How this works is they take your browser's request to fetch `virginaustralia.com.au` (this is DNS spoofing) and instead serve you an identical looking VA website clone and collect your credentials if you enter it there.
Not quite, if you have a look at the article it explains what the attacker was doing.
The problem with what you're describing is that without an SSL certificate for virginaustralia.com.au, you'd get a certificate warning within the user's browser. VA publish HSTS headers for virginaustralia.com.au so you would not be able to pull this off, as HSTS requires a HTTPS connection with valid certificate or browsers would not display the content at all:
What the attacker was doing was to redirect to a captive portal authentication page which harvested user credentials:
The AFP said when people tried to connect their devices to the free networks, they were taken to a fake website which required them to log in using their email or social media accounts.

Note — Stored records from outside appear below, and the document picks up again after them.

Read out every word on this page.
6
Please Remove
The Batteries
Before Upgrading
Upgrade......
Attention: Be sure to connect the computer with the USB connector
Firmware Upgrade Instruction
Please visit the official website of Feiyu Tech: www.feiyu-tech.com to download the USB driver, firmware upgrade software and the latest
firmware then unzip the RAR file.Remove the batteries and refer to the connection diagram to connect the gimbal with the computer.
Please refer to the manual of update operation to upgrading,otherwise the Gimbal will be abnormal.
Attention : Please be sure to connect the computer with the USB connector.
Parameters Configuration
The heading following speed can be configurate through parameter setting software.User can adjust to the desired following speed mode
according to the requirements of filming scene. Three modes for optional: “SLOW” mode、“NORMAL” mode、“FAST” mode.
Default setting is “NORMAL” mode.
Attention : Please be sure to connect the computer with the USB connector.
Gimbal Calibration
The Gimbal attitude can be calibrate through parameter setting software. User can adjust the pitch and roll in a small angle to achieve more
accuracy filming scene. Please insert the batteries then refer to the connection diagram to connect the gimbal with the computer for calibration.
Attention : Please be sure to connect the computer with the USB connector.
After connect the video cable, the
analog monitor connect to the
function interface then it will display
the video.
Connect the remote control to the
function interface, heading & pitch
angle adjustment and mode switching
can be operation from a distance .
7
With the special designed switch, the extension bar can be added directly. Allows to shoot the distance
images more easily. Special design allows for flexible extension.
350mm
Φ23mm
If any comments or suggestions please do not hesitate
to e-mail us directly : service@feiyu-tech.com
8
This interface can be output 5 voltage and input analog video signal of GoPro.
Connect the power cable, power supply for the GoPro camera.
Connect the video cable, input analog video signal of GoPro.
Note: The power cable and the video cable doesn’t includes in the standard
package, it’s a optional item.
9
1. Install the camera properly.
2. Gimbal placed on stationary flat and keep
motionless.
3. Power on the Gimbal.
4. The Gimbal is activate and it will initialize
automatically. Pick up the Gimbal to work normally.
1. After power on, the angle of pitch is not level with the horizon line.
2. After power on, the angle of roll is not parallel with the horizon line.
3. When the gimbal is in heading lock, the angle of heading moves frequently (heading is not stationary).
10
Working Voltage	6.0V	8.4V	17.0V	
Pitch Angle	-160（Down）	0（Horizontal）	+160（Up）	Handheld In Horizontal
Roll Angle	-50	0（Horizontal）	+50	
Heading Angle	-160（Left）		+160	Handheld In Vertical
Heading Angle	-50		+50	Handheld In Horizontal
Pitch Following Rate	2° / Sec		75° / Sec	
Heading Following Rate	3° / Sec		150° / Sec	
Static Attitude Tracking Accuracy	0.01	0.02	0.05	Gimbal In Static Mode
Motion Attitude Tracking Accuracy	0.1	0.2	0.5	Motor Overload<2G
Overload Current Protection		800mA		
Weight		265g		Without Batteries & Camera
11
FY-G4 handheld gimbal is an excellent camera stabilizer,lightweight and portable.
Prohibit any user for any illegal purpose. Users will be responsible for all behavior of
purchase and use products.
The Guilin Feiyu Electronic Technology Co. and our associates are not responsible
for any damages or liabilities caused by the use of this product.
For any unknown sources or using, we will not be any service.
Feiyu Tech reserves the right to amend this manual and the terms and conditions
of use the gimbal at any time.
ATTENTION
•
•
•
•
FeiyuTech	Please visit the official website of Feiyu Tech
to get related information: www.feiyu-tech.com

This would work because you're in control of the redirect through a
DHCP parameter, although it would be clear to at least some users that it makes no sense for them to be redirected to the website that they were directed to when connecting to that particular hotspot. The genius part (also dumb) is doing it in-flight, you could redirect users to a mock up VA site for example, whereas if you spoof an airport's wifi it would not make sense to redirect all travellers to one particular airline's loyalty login page. The dumb part is that I'm pretty sure it will end up being used against him, eg tampering with flight related systems or similar.

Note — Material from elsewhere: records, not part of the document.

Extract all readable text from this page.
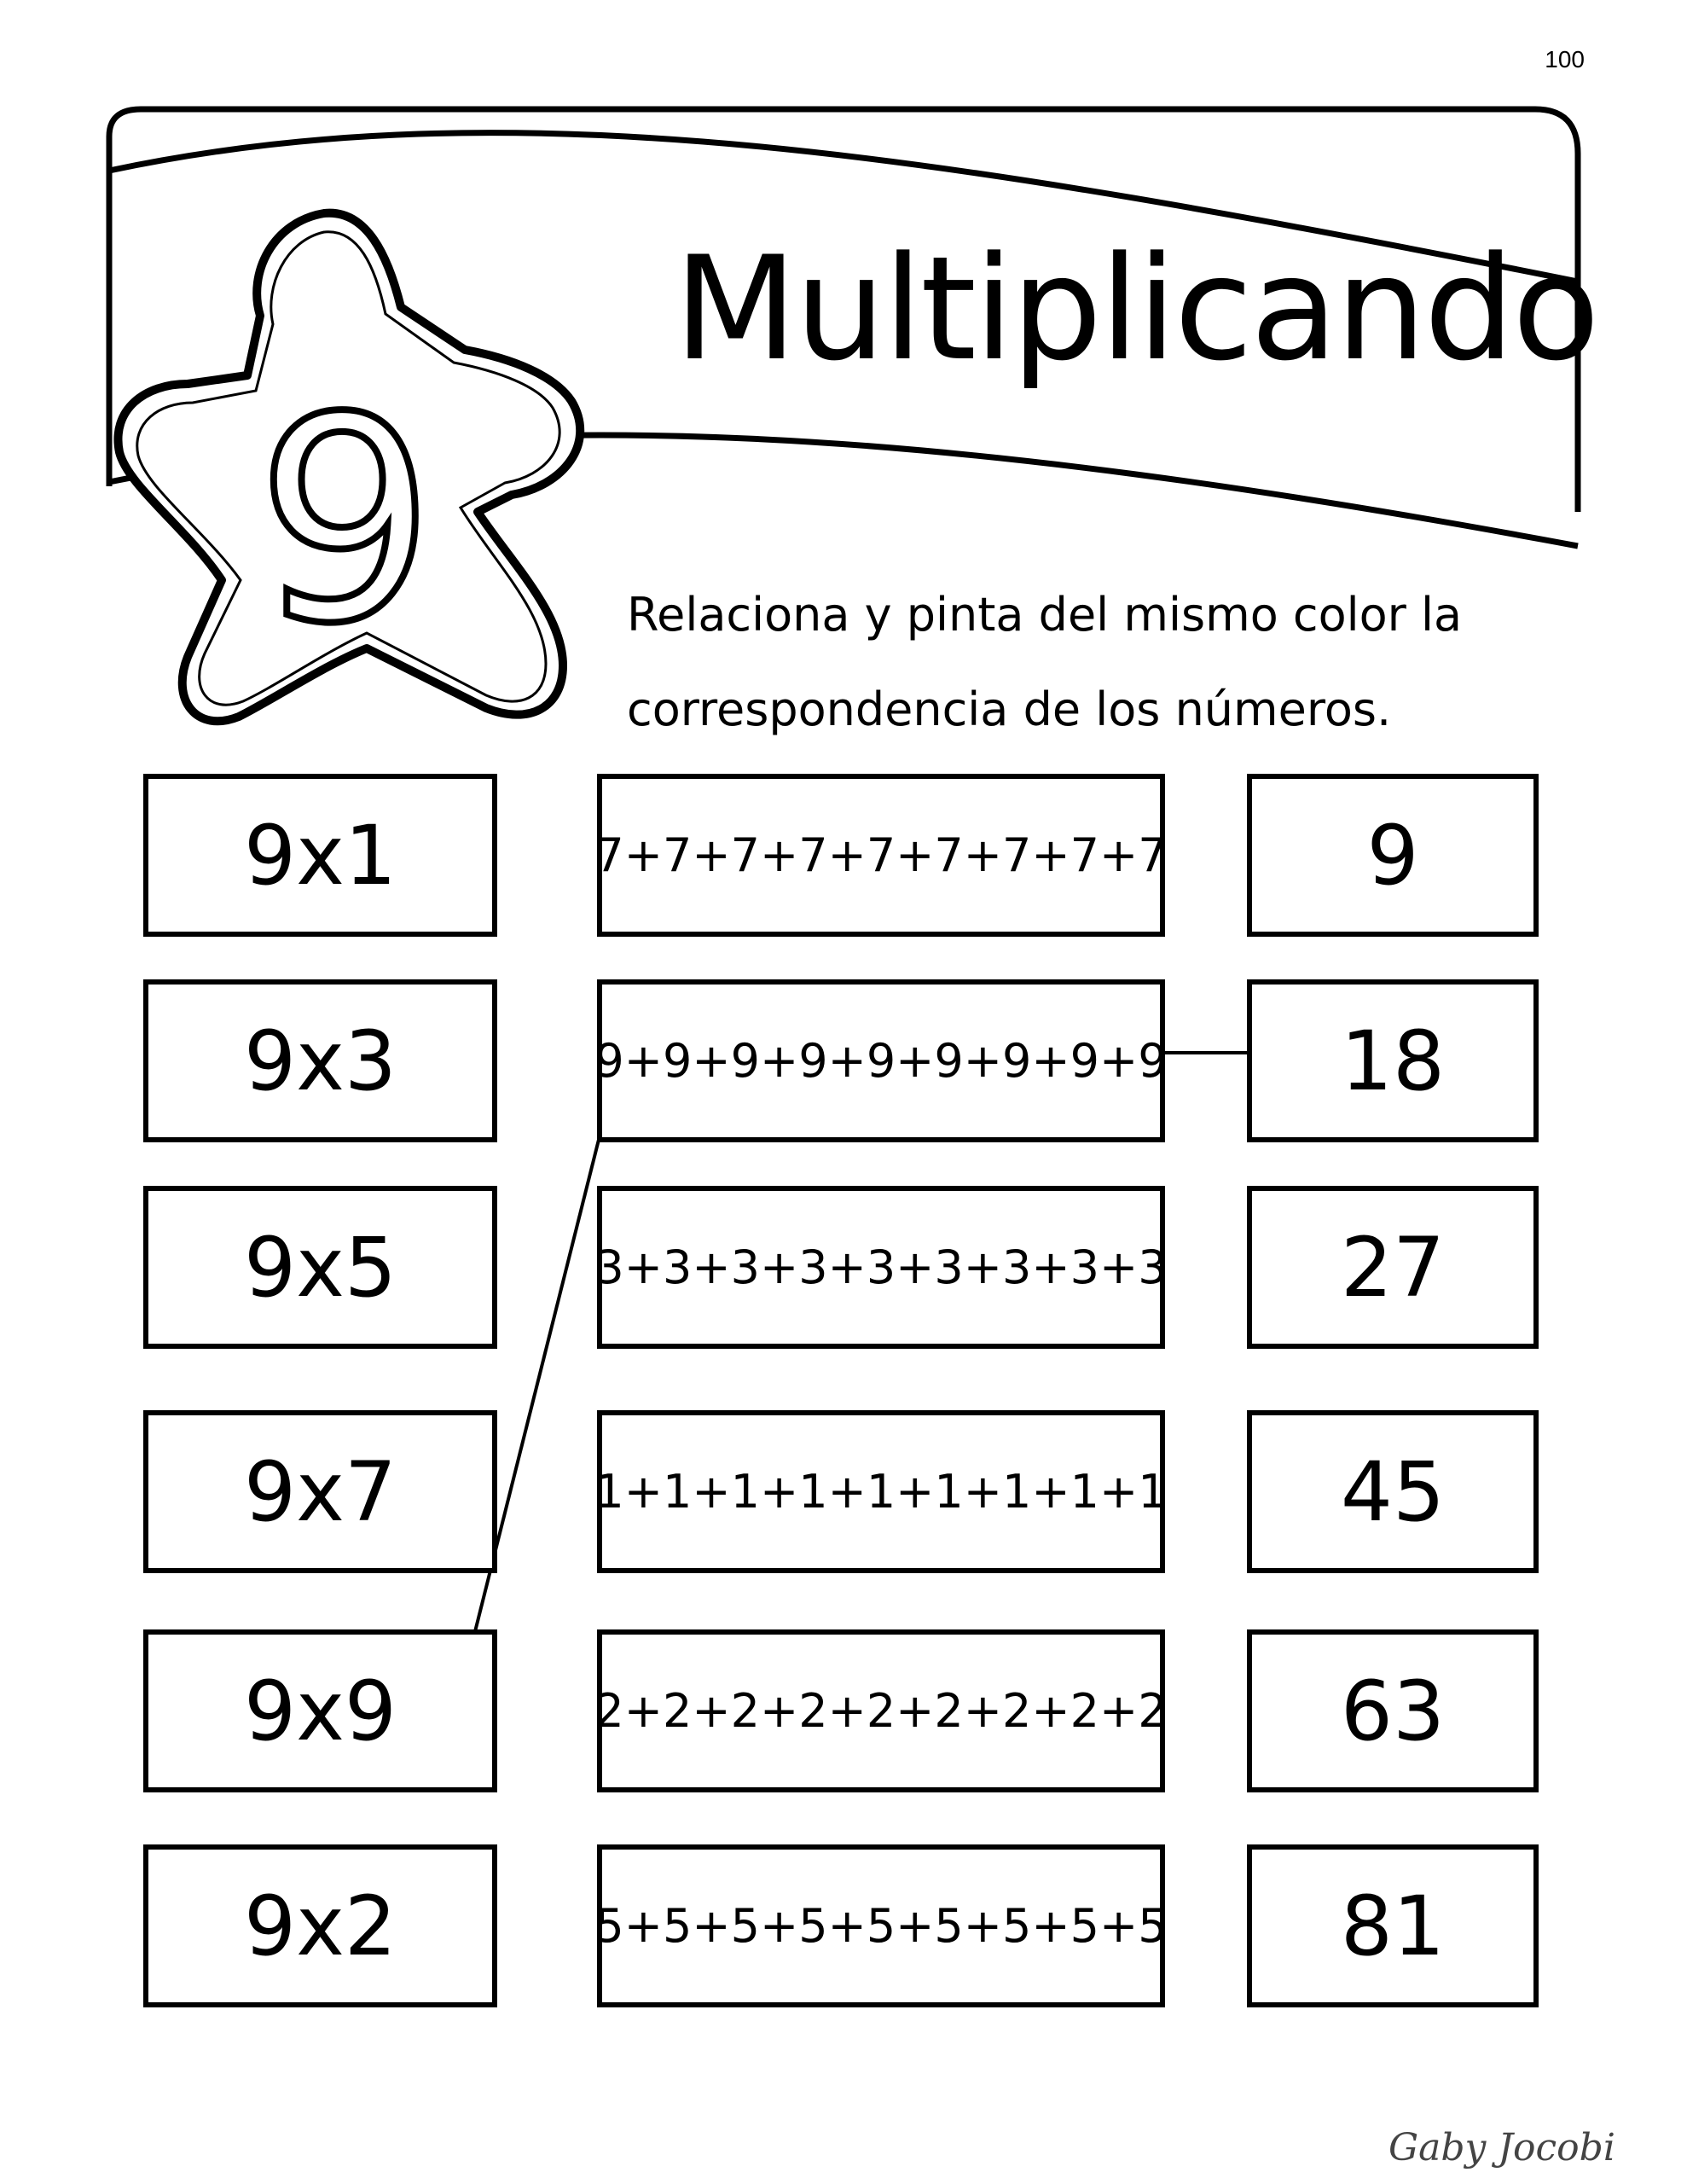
100
9
Multiplicando
Relaciona y pinta del mismo color la
correspondencia de los números.
9x1
9x3
9x5
9x7
9x9
9x2
7+7+7+7+7+7+7+7+7
9+9+9+9+9+9+9+9+9
3+3+3+3+3+3+3+3+3
1+1+1+1+1+1+1+1+1
2+2+2+2+2+2+2+2+2
5+5+5+5+5+5+5+5+5
9
18
27
45
63
81
Gaby Jocobi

There would still be a number of protections in place within modern browsers to avoid getting stung like this, for example for those who save their credentials within their browser, it would not have autofilled usernames and passwords without additional confirmation from users because the domain would not match for the site that the credentials were saved for. It's basically designed to harvest credentials from those who would memorise their credentials and happily type them in to a site without checking the URL vs those who use password manager features within browsers.